Could you have any idea(solution) to solve this warning log?
2. Could you share the full register information of power-off reason for future debugging?
I could find the below two value’s information in the thread you shared.
0x10 MBSLD
shut down due to main battery low
0x50 NIL_OR_MORE_THAN_1_BIT MBLSD, MBU and MBO
Shutdown due to main battery low/ shutdown due to battery overvoltage lockout and undervoltage lockout.
3. I can see the reset reason from bootloader log.
Is this reset reason info same with the power-off reason info ?
[0000.291] I> Welcome to MB2(TBoot-BPMP)(version: 01.00.160913-t186-M-00.00-mobile-175b7c7b)
…
[0000.316] I> Boot-device: eMMC
[0000.319] I> sdmmc bdev is already initialized
[0000.324] I> pmic: reset reason (nverc) : 0x50
[0000.328] I> Reading GPT from 512 for device 00000003
We seldom really debug the PMIC error. May I ask few questions here
- Are you using devkit? What release are you using?
- Do you have any way to reproduce this issue? Could you hit error if you just put device idle?
WayneWWW,
I found this sudden power-off only happen a specific carrier(I/O) board.
After changing the carrier board while using same TX2 module, the issue(sudden power-off) is not reproduced.
To find the root cause why the sudden power-off is happened in the specific carrier board,
I think it will be helpful to know the power on/off reason of the system.
(I guess this issue seems to be related to Power/Heat)
So, could you share the pmic register full information which stores power on/off reason?
These are answers for your questions.
-
Are you using devkit?
==> No, we are using TX2 module + customized carrier(I/O) board.

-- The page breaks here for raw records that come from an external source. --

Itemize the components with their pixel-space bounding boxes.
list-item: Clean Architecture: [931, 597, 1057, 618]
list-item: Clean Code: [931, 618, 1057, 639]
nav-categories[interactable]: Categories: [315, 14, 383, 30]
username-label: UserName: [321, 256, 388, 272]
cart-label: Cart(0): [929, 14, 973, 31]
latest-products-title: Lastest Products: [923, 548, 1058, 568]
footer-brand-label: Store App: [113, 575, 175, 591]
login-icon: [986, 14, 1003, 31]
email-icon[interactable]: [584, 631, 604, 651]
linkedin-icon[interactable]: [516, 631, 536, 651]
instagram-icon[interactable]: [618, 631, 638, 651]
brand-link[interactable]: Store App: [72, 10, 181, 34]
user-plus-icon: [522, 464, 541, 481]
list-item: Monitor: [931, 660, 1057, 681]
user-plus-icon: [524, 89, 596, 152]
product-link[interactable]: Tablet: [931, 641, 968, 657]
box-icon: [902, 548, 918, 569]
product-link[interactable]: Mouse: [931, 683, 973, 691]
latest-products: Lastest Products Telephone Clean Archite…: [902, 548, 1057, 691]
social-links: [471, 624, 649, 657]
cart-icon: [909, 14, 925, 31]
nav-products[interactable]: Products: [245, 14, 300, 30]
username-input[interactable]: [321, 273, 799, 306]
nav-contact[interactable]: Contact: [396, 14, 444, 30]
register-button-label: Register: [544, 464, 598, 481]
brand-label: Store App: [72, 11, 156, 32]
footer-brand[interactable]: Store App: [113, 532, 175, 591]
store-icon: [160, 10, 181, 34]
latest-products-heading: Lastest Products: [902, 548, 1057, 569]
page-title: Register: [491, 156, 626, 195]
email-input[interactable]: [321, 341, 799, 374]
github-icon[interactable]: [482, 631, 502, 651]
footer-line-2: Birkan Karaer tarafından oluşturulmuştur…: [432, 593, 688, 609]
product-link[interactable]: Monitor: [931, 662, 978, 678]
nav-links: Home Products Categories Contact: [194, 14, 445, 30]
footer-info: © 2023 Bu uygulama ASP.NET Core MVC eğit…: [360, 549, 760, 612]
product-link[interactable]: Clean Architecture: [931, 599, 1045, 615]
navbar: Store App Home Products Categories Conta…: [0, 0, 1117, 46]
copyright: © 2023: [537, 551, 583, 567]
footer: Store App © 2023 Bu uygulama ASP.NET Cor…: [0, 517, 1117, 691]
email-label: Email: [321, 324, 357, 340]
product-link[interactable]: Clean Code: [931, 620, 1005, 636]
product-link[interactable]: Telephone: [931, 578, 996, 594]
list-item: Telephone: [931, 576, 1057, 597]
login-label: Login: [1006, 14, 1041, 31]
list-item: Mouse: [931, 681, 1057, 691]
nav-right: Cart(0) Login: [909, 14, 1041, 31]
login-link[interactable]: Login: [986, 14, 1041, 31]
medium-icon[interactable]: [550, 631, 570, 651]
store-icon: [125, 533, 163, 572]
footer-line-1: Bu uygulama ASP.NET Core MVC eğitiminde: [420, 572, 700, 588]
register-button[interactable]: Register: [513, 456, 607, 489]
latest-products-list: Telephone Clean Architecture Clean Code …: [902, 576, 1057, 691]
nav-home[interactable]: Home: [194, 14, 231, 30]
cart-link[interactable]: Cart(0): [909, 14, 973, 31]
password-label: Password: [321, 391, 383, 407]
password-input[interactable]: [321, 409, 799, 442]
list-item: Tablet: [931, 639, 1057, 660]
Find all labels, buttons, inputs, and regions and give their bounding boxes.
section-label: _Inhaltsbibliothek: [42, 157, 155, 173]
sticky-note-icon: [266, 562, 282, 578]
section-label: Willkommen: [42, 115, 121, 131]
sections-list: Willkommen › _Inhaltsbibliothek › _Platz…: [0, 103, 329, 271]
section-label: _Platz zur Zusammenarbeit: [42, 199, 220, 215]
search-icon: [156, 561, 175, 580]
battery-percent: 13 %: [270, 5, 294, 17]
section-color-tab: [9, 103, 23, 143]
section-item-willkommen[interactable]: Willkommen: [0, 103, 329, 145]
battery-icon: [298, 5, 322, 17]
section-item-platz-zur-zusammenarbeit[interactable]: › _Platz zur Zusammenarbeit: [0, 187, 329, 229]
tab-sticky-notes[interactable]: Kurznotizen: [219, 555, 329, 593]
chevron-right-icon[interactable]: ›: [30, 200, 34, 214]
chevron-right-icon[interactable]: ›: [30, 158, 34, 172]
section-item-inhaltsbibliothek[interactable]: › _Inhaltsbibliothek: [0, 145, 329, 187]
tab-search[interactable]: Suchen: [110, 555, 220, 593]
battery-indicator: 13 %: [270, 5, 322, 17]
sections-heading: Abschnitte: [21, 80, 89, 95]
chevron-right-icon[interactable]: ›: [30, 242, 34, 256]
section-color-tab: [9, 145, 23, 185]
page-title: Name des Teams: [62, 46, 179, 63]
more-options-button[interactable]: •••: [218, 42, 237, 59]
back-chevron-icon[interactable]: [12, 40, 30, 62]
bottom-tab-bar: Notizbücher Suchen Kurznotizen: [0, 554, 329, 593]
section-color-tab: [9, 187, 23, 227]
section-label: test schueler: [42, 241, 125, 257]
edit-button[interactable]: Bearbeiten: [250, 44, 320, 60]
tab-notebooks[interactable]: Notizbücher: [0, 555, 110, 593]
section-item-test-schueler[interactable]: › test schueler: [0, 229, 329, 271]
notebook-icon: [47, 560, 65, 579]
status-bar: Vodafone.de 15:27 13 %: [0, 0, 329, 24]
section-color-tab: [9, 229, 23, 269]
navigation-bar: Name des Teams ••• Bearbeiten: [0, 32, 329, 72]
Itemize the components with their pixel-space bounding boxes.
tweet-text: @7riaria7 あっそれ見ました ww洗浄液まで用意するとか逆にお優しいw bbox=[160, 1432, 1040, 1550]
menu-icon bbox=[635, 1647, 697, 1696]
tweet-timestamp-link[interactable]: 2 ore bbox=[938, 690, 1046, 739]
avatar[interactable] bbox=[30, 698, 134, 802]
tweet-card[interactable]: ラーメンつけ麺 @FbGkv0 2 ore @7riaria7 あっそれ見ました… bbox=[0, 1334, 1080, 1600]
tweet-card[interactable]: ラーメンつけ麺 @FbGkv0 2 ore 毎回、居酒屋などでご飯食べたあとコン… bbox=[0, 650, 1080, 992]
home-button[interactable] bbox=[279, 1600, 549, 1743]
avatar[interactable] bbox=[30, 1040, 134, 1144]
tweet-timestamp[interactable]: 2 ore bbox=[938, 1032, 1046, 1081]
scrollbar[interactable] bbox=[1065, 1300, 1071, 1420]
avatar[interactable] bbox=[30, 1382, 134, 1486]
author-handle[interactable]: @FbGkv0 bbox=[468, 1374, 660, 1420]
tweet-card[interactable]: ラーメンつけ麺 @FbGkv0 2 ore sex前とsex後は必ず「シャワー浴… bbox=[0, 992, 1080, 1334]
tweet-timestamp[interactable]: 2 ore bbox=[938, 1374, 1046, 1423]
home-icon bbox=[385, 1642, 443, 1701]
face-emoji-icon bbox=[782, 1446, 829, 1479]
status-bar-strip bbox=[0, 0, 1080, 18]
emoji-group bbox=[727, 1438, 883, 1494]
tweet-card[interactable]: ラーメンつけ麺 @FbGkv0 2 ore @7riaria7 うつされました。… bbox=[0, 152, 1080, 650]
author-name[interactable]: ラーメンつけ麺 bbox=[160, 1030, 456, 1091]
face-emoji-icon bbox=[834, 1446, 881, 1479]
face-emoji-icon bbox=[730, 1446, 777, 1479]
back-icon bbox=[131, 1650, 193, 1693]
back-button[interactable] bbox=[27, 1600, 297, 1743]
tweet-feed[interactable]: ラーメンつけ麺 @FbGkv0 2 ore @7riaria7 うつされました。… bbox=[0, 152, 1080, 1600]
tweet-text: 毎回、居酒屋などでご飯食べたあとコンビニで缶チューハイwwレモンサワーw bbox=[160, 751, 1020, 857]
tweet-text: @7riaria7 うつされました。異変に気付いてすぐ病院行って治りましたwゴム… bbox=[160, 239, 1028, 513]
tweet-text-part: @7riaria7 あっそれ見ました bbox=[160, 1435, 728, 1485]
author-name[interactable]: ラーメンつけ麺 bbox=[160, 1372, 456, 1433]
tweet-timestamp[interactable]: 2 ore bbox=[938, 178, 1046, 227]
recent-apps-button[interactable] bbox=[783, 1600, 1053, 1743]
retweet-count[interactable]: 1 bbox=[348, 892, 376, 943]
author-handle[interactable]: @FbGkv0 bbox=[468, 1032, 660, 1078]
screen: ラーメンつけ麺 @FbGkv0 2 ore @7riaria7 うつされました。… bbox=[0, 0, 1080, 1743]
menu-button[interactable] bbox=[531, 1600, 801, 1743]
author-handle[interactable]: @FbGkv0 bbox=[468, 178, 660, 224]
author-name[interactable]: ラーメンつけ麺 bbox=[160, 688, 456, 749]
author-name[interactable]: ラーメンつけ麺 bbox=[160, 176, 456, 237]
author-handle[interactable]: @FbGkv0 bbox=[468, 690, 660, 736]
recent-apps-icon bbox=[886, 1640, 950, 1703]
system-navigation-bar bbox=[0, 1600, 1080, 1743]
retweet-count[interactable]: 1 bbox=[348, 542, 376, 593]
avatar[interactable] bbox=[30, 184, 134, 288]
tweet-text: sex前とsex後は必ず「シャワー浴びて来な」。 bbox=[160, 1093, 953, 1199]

What release are you using?
==> L4T 28.2.1 (Jetpack 3.2)
-
Do you have any way to reproduce this issue?
==> Yes.
==> After booting, run the application which makes heavy load of the system (refer to below result of tegrastats)
==> About 15 min ~ 30 min later, the system is suddenly shutdown.
./tegrastats
RAM 2485/7854MB (lfb 1153x4MB) CPU [60%@2419,5%@2419,35%@2419,55%@2419,53%@2419,60%@2419] BCPU@56.5C MCPU@56.5C GPU@59C PLL@56.5C Tboard@46C Tdiode@56.5C PMIC@100C thermal@57.3C VDD_IN 17310/17258 VDD_CPU 3647/3848 VDD_GPU 7288/7074 VDD_SOC 1300/1269 VDD_WIFI 0/15 VDD_DDR 2727/2698
RAM 2486/7854MB (lfb 1153x4MB) CPU [64%@2419,7%@2419,30%@2419,55%@2419,55%@2419,53%@2419] BCPU@56.5C MCPU@56.5C GPU@61.5C PLL@56.5C Tboard@46C Tdiode@57.25C PMIC@100C thermal@57.5C VDD_IN 17000/17256 VDD_CPU 3484/3846 VDD_GPU 7137/7074 VDD_SOC 1260/1269 VDD_WIFI 0/15 VDD_DDR 2689/2698
Could you hit error if you just put device idle?
==>No, the issue isn’t reproduced in idle state.